Sweeney captures the same energy as she did on her Texas radio number one hit “Bad Girl Phase” with “Better Bad Idea,” a rare song made better by a lack of detail. Wine and weed are specifically mentioned, but for the most part, the singer is only playing up her potential to be wild and challenging her companion to come up with the details. It’s as much a statement of rebellion as it is an over the top act of seduction.
“Unsaid” also leaves a few words out for emotional impact, this time while conveying the pain of being on bad terms with someone who unexpectedly passes away. The first three lines mention church bells and headlights in describing a funeral procession. We hear about a name written in stone early on, but the word “heaven” doesn't appear until after the second refrain. It’s a strong indicator that the singer is struggling to accept the death, just as the decision to end the song by leaving out the third note of a repeated three-note guitar part had the effect of conveying the suddenness of the tragedy. It's also Sweeney's strongest vocal to date.

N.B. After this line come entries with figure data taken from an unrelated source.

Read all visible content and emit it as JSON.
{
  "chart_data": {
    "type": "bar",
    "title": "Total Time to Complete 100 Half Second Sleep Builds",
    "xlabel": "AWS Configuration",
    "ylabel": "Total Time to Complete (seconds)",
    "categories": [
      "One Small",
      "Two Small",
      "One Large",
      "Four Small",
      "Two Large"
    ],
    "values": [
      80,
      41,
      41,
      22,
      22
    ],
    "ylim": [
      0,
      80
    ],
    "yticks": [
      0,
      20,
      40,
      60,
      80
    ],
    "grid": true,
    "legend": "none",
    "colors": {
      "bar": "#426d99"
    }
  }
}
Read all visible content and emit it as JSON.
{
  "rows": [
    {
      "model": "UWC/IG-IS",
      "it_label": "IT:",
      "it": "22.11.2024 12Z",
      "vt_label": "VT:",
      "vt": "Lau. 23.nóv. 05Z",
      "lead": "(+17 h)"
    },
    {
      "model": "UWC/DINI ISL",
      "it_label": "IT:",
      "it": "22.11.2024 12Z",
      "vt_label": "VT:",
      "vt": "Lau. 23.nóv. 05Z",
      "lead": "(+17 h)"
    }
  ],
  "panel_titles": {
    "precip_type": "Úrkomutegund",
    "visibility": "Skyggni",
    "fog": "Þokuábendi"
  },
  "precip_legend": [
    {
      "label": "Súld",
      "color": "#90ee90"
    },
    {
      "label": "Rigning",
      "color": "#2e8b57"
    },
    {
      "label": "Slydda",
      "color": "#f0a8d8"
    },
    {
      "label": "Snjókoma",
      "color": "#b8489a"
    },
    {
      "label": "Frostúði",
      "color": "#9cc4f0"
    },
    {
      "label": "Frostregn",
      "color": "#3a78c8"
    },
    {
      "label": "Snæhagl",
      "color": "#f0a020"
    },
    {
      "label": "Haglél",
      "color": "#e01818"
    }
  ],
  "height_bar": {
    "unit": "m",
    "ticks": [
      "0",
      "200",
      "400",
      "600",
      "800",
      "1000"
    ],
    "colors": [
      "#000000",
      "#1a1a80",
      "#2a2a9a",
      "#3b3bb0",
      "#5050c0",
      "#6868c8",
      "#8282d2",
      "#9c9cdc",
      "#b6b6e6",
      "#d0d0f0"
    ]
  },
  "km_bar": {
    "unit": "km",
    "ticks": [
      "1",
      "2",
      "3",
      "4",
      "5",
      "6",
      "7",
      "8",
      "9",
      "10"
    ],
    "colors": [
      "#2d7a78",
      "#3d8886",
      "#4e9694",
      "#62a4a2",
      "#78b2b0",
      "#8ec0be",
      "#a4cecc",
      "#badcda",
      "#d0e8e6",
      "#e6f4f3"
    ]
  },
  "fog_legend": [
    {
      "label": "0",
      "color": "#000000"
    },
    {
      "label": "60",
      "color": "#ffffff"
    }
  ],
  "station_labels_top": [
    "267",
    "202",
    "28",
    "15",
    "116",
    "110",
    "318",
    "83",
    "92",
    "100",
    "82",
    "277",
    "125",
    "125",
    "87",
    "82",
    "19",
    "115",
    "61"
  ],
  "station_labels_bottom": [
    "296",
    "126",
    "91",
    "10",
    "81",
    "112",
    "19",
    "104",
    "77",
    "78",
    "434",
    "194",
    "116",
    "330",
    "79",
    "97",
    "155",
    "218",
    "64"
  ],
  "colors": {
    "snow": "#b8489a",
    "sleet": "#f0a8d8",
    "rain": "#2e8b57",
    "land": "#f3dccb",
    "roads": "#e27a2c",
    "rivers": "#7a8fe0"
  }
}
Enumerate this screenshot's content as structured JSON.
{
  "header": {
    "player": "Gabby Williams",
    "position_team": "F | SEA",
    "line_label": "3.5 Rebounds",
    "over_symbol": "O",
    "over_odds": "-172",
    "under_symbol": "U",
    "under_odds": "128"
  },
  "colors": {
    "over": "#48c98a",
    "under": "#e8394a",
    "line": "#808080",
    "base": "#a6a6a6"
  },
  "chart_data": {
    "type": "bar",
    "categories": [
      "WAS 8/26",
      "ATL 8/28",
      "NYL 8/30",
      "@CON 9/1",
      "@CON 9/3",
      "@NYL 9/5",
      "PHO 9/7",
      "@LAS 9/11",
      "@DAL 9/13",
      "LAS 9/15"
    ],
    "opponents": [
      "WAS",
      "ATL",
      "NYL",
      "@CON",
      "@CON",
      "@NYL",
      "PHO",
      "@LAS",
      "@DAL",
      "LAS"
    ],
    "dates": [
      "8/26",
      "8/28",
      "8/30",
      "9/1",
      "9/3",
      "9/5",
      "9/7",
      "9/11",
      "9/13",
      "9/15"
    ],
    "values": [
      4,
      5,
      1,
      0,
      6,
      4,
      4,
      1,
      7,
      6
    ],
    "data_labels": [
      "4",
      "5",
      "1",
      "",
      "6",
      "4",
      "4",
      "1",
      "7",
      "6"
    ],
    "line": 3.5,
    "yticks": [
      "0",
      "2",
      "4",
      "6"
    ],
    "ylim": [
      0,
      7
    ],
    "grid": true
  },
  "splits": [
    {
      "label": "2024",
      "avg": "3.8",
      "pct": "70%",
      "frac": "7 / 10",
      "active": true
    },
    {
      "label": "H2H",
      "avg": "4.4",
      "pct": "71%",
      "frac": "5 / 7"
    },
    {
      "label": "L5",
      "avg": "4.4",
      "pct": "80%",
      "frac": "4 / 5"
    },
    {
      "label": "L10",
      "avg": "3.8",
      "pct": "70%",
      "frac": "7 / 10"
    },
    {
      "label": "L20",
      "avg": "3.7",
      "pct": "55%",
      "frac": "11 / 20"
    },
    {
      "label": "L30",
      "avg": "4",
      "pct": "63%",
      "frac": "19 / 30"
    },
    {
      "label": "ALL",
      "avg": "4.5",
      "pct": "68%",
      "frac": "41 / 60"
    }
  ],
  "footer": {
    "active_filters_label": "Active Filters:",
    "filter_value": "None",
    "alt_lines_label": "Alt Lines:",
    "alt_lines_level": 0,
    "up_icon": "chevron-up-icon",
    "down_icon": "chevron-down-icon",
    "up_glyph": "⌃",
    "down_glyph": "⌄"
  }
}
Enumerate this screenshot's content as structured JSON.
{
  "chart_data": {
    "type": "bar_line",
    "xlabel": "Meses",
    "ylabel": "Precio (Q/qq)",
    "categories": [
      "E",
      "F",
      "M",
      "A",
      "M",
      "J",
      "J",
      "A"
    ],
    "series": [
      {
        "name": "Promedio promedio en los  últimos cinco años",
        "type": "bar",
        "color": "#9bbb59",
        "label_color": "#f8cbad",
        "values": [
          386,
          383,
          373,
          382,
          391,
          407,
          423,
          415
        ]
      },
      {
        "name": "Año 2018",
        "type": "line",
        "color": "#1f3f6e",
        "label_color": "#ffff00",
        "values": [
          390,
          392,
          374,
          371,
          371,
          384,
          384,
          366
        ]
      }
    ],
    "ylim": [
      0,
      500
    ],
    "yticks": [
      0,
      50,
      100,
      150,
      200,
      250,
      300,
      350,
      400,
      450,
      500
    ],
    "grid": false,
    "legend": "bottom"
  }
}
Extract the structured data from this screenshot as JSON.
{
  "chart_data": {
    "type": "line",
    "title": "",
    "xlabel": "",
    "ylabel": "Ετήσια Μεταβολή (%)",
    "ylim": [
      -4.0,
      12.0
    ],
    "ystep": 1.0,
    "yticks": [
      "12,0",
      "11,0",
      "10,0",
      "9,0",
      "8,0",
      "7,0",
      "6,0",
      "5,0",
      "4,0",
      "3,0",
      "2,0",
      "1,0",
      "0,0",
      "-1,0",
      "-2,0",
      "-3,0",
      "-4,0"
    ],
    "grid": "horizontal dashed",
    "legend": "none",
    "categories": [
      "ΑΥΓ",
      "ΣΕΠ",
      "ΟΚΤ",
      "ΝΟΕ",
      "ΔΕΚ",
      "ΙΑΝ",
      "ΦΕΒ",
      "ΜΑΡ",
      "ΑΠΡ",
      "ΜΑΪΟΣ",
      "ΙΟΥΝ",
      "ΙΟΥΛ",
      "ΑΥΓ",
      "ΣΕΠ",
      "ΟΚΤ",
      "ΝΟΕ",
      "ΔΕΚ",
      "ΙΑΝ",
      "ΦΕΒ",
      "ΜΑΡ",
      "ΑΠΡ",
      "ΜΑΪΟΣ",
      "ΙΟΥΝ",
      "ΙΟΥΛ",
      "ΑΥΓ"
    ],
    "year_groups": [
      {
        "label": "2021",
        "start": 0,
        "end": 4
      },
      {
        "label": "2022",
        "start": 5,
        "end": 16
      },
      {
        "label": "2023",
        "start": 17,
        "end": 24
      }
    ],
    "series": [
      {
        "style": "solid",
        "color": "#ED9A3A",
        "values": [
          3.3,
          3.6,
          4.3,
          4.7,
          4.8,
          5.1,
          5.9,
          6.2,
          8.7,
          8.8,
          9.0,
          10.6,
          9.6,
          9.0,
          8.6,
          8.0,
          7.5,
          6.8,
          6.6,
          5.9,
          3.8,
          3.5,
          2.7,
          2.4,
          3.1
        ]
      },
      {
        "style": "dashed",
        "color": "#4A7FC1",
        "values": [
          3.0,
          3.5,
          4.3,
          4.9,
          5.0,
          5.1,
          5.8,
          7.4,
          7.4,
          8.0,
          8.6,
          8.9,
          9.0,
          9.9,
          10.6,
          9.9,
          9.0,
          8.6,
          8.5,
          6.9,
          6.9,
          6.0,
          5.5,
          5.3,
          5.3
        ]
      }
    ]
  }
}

“Pass the Pain” and the Brennen Leigh and Noel McKay penned “Pills” play around with the idea of judgment and self-awareness in satisfying ways. “Nothing Wrong With Texas,” which came from Sweeney’s move to New York City, is most notable for its fiddle work and the impressive rhyme scheme of perspective/respect is/Texas. The Jerry Jeff Walker cover “I Feel Like Hank Williams Tonight” uses the title as a great double entendre.
“I’ve always wanted to record that song. I think it’s one of the greatest country songs ever written.” Sweeney said of the cover song.
“Bottle By My Bed” takes on even more meanings. The risky track is on its face about wanting a child, but also about reaching a new stage of maturity. Underneath is a feeling that perhaps a deeper, more heartbreaking problem exists for the singer. She says she only calls her husband baby “because I like the word” and describes watching the news at night alone with some beers while he suggests waiting to have a child. Her friends are all busy raising kids, so it’s easy to get the sense the singer feels little in the way of support and companionship.
It’s hard to imagine this review isn’t missing at least one layer of meaning on even the songs described in depth. As enjoyable as these songs are to listen to, Trophy is an album best thought about deeply and played repeatedly. Sweeney’s songwriting will undoubtedly hold up to that level of examination.